De «couillons» à probables partenaires de coalition: comment le PS et le PTB se sont rapprochés
En quelques mois, le PTB est devenu fréquentable aux yeux du PS. Irrités par le MR, les socialistes ont mis leur menace à exécution. Anatomie d’un réchauffement.
«Il faut voter pour des partis qui prennent leurs responsabilités et pas pour des couillons comme ceux du PTB». Voilà les mots de Paul Magnette, président du PS, prononcés sur le plateau de la RTBF, mi-mars, lors d’un débat entre présidents de parti. Moins de sept mois plus tard, en bureau national de parti tenu ce lundi matin, le clan socialiste aurait finalement donné son accord aux sections locales pour former des coalitions locales avec les communistes. De la haine à l’amour, il y a donc sept mois. Pourquoi ?
«Le MR a réussi à polariser, à être toujours dans la surenchère, et finalement à pousser le PS vers le PTB.»
Martin Georges
Doctorant en philosophie politique à l’Université de Liège et collaborateur scientifique du Centre d’histoire et sociologie des gauches.
Un PTB comme menace… ou comme plan B
Un premier constat: à en croire La Libre, les socialistes n’ont pas donné un blanc-seing à des coalitions de gauche à tous les étages. A Seraing, où les socialistes souhaitent ouvrir leur majorité absolue, la bourgmestre souhaiterait se tourner vers un autre parti.

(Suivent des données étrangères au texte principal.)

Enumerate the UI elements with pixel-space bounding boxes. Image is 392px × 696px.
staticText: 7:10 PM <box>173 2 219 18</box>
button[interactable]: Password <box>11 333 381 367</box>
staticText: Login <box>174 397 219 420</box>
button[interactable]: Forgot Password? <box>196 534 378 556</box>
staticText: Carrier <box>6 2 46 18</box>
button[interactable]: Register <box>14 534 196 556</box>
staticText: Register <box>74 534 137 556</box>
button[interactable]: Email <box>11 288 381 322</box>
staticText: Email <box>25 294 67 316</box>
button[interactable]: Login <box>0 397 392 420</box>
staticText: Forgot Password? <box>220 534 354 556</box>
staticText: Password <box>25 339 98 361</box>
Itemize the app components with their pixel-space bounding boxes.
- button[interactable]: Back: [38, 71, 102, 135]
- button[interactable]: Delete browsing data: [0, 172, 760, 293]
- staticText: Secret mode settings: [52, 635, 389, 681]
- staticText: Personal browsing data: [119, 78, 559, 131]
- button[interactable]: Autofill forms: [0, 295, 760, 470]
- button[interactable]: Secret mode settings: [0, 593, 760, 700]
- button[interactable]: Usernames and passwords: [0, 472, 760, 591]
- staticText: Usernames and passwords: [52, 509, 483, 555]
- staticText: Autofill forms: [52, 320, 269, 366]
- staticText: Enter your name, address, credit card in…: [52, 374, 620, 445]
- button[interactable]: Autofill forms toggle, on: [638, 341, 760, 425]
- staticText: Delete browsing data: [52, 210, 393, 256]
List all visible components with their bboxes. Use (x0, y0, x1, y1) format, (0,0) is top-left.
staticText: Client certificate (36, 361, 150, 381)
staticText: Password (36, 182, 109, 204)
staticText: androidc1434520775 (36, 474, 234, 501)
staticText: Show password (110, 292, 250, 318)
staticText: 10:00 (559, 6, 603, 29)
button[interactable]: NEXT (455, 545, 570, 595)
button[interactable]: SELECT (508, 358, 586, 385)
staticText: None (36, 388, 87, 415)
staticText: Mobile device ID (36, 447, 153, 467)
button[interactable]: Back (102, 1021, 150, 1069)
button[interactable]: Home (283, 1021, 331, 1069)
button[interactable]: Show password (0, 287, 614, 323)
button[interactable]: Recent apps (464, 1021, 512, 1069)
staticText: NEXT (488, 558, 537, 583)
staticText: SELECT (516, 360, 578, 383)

A Mons, Forest ou Schaerbeek, les échanges à gauche se font lorsque ceux avec la droite s’éternisent. Le PTB était brandi par le PS comme une menace. Une menace qu’il a mis à exécution et qui lui permet d’ailleurs de conserver l’écharpe mayorale.
«Le PS a toujours été un parti pragmatique», analyse d’abord Martin Georges, collaborateur scientifique du Centre d’histoire et sociologie des gauches, et rédacteur en chef de la Revue Politique, qui vient de publier un numéro sur les coalitions locales de gauche. Au contraire du MR qui s’est, selon lui, isolé. «Le MR a réussi à polariser, à être toujours dans la surenchère, et finalement à pousser le PS vers le PTB.»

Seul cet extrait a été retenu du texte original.